(114b) An Integrated Approach to Catalyst Design: Model Guided High Throughput Experimentation | AIChE

(114b) An Integrated Approach to Catalyst Design: Model Guided High Throughput Experimentation

Authors 

Ghosh, P. - Presenter, ExxonMobil
Sundaram, A. - Presenter, ExxonMobil Process Research Laboratories


Discovery and design of novel high-performance catalysts requires an understanding across many dimensions. Detailed knowledge of the catalyst material structure and synthesis along with its complex interaction with feed and operating process conditions need to be effectively exploited to generate novel catalyst leads. Traditional design approaches have focussed on only one or a select few of these dimensions ignoring the other important dimensions of the problem. The use of high-throughput experimentation (HTE) in catalysis provides an accelerated way to explore multiple dimensions simultaneously. However, HTE for catalyst discovery needs to overcome two important problems. First, the combinatorial size of the problem, including the variety of feed and operating conditions is prohibitively large to navigate even with large parallel experiments. Secondly not all aspects, vital to catalyst performance in a commercial setting may be duplicated in a HTE setting. These problems severely limit the extrapolation of leads from HTE onto the pilot-plant or commercial phase. The use of computational models in tandem with HTE offers an effective way to navigate this combinatorial space for new catalysts. We develop a new two-phase approach to guide high-throughput experimentation for catalyst discovery by design.

The first phase is a prediction phase, that involves model development to predict catalyst performance from typical catalyst design parameters while the second phase is a guidance phase that searches and locates optimal design regions and allocates the next set of experiments. The prediction phase is constructed to best utilize the data and knowledge available on the catalyst performance. Results from catalyst design runs are typically in the form of the concentration profiles of the different reaction components. In the absence of any knowledge of the underlying kinetics the prediction phase would employ black-box statistical models to predict yields directly from catalyst design parameters. When a kinetic description is available, a correlative model would be applied only to predict the kinetic parameters as a function of catalyst characteristics. A rigorous reaction model would then generate the component concentration profiles. The guidance-phase of the catalyst design framework searches and locates optimal design regions using the predictive models. These regions are augmented by selectively choosing unexplored regions of the design space. The combined set balances focus on optimality with exploration and the next set of HTE is constructed based on this. The results from the HTE experimentation are then used to refine the prediction models, which are then used to pursue better solutions in the guidance phase.

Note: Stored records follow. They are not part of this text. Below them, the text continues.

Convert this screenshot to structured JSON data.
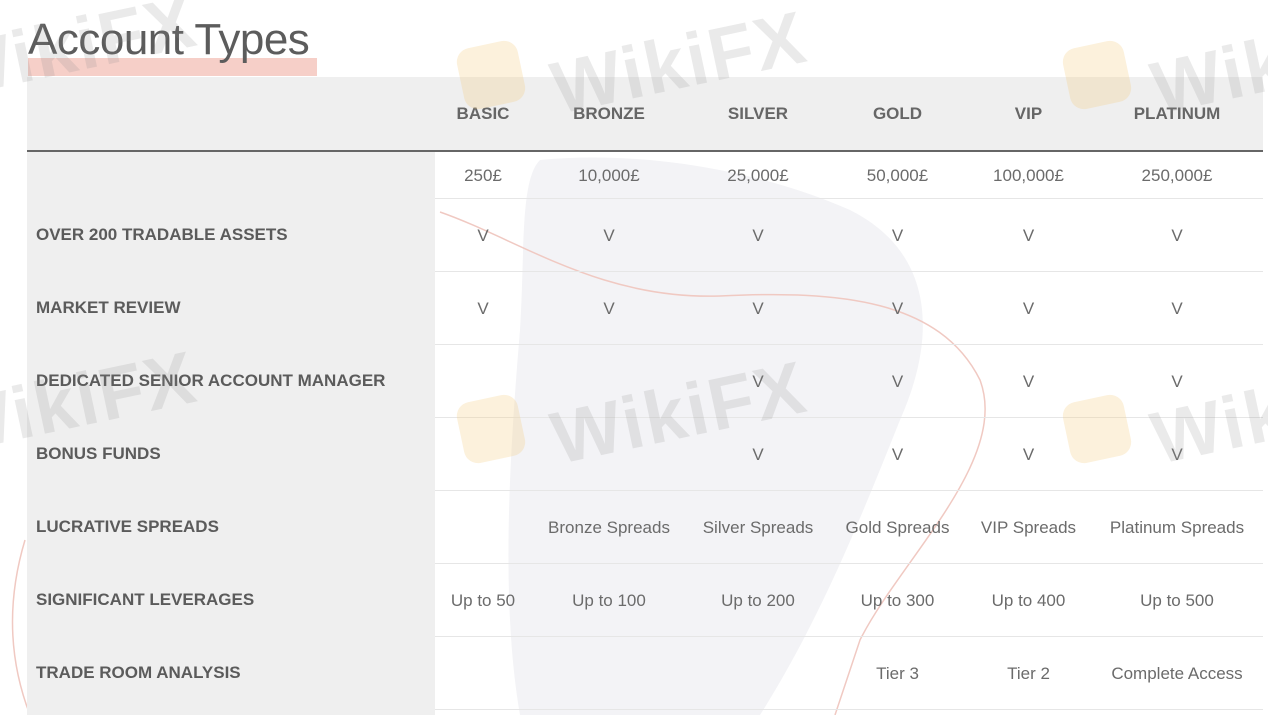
{
  "page": {
    "title": "Account Types"
  },
  "columns": [
    "BASIC",
    "BRONZE",
    "SILVER",
    "GOLD",
    "VIP",
    "PLATINUM"
  ],
  "deposits": [
    "250£",
    "10,000£",
    "25,000£",
    "50,000£",
    "100,000£",
    "250,000£"
  ],
  "features": [
    {
      "label": "OVER 200 TRADABLE ASSETS",
      "values": [
        "V",
        "V",
        "V",
        "V",
        "V",
        "V"
      ]
    },
    {
      "label": "MARKET REVIEW",
      "values": [
        "V",
        "V",
        "V",
        "V",
        "V",
        "V"
      ]
    },
    {
      "label": "DEDICATED SENIOR ACCOUNT MANAGER",
      "values": [
        "",
        "",
        "V",
        "V",
        "V",
        "V"
      ]
    },
    {
      "label": "BONUS FUNDS",
      "values": [
        "",
        "",
        "V",
        "V",
        "V",
        "V"
      ]
    },
    {
      "label": "LUCRATIVE SPREADS",
      "values": [
        "",
        "Bronze Spreads",
        "Silver Spreads",
        "Gold Spreads",
        "VIP Spreads",
        "Platinum Spreads"
      ]
    },
    {
      "label": "SIGNIFICANT LEVERAGES",
      "values": [
        "Up to 50",
        "Up to 100",
        "Up to 200",
        "Up to 300",
        "Up to 400",
        "Up to 500"
      ]
    },
    {
      "label": "TRADE ROOM ANALYSIS",
      "values": [
        "",
        "",
        "",
        "Tier 3",
        "Tier 2",
        "Complete Access"
      ]
    }
  ],
  "watermark": {
    "text": "WikiFX"
  },
  "colors": {
    "accent_underline": "#f6cfc8",
    "header_bg": "#efefef",
    "divider": "#666666"
  }
}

We demonstrate these ideas using a simple, but typical series-parallel reaction scheme of four components, where the trade-off between conversion and selectivity is the objective to be optimized for catalyst performance. The two-phase approach is tested using data simulated on the above reaction system. The catalyst formulations are characterized by different design variables such as the amount of active mesoporous material, its pore-size, amount of metals dispersed on it, and the characteristics of the support. Two different prediction phase models are examined in this paper:- (i) Black-Box neural network models correlating catalyst design variables directly to product compositions and (ii) Grey-box models that use a combination of neural-networks and a kinetic model to connect catalyst design variables to predict product compositions. Stochastic search algorithms are used to search the design space using these prediction models and locate promising regions. Around these promising regions, a D-optimality based experimental design procedure is used to construct the next set of experiments. The results from these new experiments serve as a feedback to refine the black or grey-box models and the procedure is repeated until new catalyst designs are found. We show that depending on the nature of the prediction models (black or grey box), novel specialized or robust catalyst designs can be constructed to work under specific or widely different feed and operating conditions. We show that the iterative refinement approach can converge to novel high-performance designs starting from a limited model of catalyst performance.